Today my daughter was talking about the puppy that spouse and his girlfriend have... and how sad she was that he had to be in a kennel while they were gone. She hoped that she could puppysit him at our house some time.
Talk about an 'ugh' moment. I initially started saying all the reasons why it wouldn't work (we have an older dog who's an only dog). Then I suggested it was something she talk to her father about first. She thought it was a great idea since she hadn't talked to him in a while.
There I am, filling the Lexus he bought me two years ago as a birthday present as she's talking to him in Europe with his girlfriend beside him on a two week business/pleasure get away.
Why in the hell did he give me such an extravagant gift.. when he wanted me to feel free.. not just a mom driving a minivan box on wheels?
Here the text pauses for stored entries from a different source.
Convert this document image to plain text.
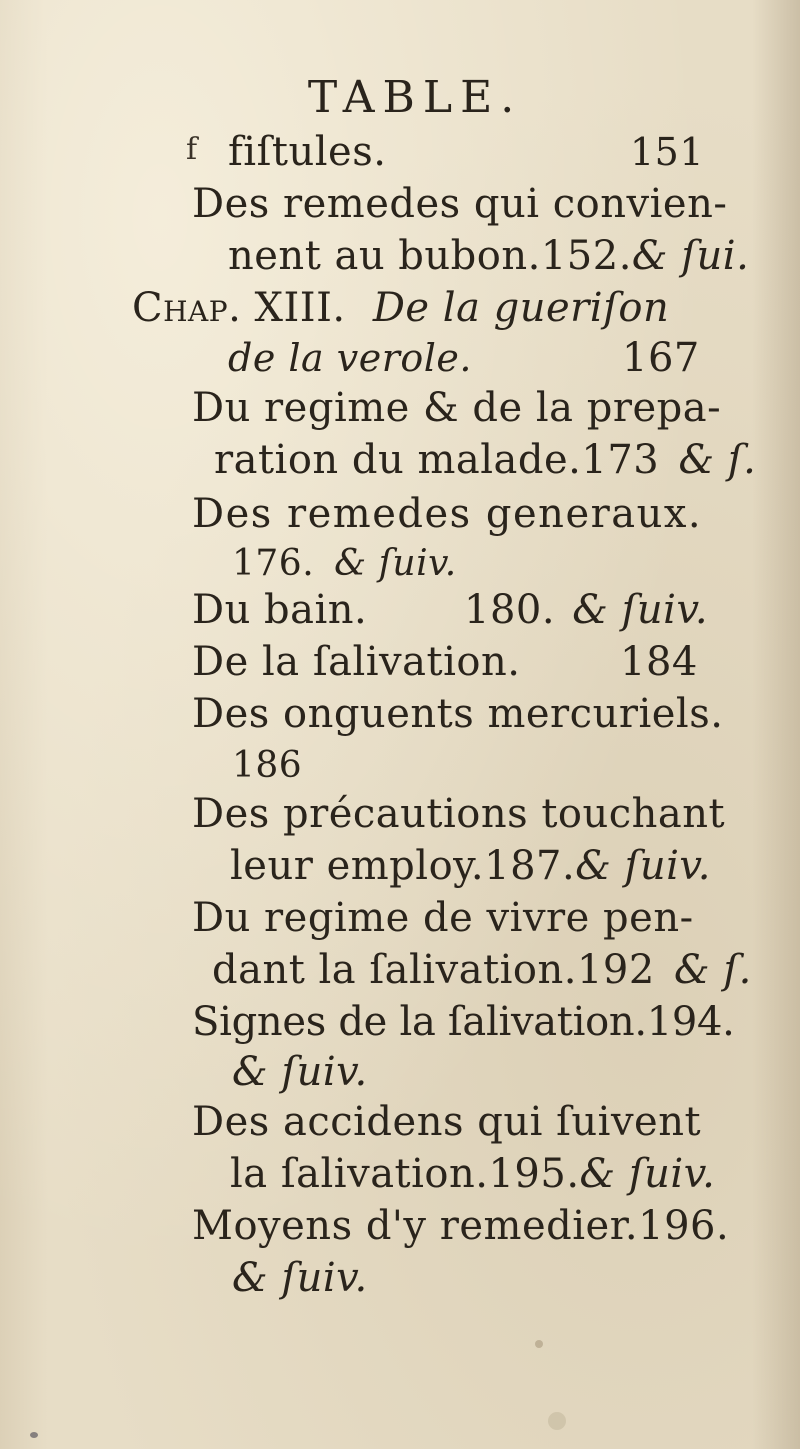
TABLE.
f fiſtules.	151
Des remedes qui convien-
nent au bubon.152.& ſui.
Chap. XIII. De la gueriſon
de la verole.	167
Du regime & de la prepa-
ration du malade.173 & ſ.
Des remedes generaux.
176. & ſuiv.
Du bain. 180. & ſuiv.
De la ſalivation. 184
Des onguents mercuriels.
186
Des précautions touchant
leur employ.187.& ſuiv.
Du regime de vivre pen-
dant la ſalivation.192 & ſ.
Signes de la ſalivation.194.
& ſuiv.
Des accidens qui ſuivent
la ſalivation.195.& ſuiv.
Moyens d'y remedier.196.
& ſuiv.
Why didn't we travel to Europe together? (Answer: I was too hyper to leave the kids for that long)
Where am I.. pumping gas in a suburbia.. in a place we moved to as newlyweds.. with my children.. which is the greatest gift of all.
I was still in an internal snit for a while which I tried to shake off since I didn't think it was fair for my daughter. I opted to worry instead.. Did I put her in the middle with the dog thing.. or was it appropriate to hand that conundrum off to spouse?
Once the anxiety kicked in, the snit went away. Anxiety I know how to handle. Snits are new.. and I fear the beginnings of bitterness.
I have to remind myself of what I am grateful for... and not compare what I have to a man I no longer know.